Following his party’s resounding loss Phil Goff, Labour’s leader for the past 3 years, resigned his position (as did his deputy Annette King). That gave Labour two weeks to pick a new leader, which the caucus must vote on by December 13th. “The three Davids” – David Cunliffe, David Parker and David Shearer – all put their names in as potential replacements and started campaigning, though as of today (December 2nd) David Farrar had withdrawn and announced his support of David Shearer.

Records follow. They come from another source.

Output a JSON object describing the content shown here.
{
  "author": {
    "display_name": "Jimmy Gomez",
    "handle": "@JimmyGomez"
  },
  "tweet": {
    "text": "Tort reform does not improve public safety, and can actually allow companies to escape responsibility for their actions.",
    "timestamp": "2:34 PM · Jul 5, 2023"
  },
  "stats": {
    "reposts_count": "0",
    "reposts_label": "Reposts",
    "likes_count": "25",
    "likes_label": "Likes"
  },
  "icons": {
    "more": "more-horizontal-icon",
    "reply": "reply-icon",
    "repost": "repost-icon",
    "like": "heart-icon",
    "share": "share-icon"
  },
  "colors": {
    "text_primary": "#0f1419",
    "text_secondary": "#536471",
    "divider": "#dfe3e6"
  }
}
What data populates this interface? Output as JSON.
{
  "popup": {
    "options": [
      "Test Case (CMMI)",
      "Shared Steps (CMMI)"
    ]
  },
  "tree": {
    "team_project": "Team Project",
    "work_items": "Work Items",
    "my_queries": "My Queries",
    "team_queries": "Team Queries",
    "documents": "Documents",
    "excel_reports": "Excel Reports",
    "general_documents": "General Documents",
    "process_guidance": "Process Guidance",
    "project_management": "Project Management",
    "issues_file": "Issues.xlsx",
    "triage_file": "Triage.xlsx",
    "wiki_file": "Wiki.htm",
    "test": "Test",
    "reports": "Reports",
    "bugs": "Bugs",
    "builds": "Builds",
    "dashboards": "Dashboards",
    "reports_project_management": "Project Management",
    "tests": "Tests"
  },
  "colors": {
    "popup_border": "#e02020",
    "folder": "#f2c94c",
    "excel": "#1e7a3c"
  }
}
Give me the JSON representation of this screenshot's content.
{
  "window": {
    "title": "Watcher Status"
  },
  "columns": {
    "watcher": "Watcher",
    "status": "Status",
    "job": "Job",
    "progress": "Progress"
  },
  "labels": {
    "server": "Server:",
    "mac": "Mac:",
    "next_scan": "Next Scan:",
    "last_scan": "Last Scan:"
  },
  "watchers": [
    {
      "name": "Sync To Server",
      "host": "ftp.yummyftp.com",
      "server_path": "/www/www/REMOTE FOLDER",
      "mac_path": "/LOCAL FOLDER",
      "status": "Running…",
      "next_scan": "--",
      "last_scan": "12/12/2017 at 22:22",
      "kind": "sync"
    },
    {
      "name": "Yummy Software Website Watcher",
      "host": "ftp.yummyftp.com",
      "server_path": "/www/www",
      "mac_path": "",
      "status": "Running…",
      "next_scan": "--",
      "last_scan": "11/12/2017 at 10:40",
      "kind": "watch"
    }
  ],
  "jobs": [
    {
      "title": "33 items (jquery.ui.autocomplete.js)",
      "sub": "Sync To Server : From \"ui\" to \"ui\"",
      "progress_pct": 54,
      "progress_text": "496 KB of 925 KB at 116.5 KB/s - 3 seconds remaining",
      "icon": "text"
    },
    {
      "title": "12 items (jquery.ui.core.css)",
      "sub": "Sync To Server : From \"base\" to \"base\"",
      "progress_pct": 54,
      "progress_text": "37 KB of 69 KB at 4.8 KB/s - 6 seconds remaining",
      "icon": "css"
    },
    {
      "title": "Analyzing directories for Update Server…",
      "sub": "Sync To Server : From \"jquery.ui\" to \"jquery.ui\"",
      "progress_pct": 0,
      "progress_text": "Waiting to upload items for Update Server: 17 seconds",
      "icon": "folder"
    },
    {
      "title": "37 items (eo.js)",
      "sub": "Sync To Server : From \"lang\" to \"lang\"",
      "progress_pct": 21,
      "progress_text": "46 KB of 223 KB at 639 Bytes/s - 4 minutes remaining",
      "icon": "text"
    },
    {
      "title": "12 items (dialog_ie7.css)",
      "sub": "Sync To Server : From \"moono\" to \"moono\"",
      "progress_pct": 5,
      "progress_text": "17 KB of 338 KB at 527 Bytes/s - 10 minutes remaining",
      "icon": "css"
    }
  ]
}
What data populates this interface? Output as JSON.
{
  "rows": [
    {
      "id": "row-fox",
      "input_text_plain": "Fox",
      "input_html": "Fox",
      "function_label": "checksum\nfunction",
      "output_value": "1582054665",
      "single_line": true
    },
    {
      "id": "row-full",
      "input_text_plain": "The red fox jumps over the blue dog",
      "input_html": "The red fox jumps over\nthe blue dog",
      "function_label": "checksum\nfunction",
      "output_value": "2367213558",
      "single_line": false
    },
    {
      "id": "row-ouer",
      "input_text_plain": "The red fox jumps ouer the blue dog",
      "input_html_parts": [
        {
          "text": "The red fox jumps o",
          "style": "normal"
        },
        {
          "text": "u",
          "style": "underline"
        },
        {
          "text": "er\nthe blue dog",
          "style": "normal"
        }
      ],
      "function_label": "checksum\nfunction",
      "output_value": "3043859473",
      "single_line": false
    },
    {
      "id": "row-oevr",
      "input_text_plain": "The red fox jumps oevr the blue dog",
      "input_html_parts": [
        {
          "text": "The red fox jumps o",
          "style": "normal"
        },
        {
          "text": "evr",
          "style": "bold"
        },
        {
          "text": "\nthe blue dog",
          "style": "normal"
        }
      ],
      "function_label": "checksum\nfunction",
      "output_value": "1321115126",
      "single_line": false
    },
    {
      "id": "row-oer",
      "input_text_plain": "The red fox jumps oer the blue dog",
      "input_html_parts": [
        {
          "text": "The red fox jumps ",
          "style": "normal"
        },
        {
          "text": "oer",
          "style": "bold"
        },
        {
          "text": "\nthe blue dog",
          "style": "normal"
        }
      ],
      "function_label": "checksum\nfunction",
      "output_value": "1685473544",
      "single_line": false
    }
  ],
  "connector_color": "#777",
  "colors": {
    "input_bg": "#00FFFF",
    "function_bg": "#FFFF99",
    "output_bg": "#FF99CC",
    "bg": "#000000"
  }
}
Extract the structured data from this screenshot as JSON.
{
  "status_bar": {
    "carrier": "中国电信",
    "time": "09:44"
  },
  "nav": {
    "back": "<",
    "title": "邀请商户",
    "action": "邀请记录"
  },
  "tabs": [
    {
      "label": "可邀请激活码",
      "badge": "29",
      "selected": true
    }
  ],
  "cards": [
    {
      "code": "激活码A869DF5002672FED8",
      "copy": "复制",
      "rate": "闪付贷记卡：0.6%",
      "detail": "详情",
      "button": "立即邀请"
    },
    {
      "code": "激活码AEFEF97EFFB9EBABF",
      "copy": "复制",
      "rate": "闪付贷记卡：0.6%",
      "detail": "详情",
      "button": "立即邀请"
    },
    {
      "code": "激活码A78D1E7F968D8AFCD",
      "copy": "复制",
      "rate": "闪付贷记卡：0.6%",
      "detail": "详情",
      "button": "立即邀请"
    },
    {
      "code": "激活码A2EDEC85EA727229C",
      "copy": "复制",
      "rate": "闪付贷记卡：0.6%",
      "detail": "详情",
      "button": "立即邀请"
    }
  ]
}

The biggest story after the election was not Goff’s resignation, however – instead it was the historic “low” voter turnout, with only 68.8% of eligible voters going to the polls. It was New Zealand’s lowest voter turnout in over a century! Voters across the country were outraged, and many blamed the media polls for convincing people that it wasn’t worth voting since National was a shoe-in. (People have since started discussing banning political polls because of their misleading effects on public opinion.) Others advanced the idea that voter apathy was to blame, and even suggested that the result could have been due to the truncated campaign season this year; a NZ Herald editorial summed it up pretty nicely.) Compared to our measly 54% average voter turnout (which can be as low as 30% in non-national election years, and is ranked one of the lowest in the world regardless), it feels good be in a place where failure to exert one’s constitutional rights sparks a national outrage! I only hope the US can take an example from the Kiwis in that regard.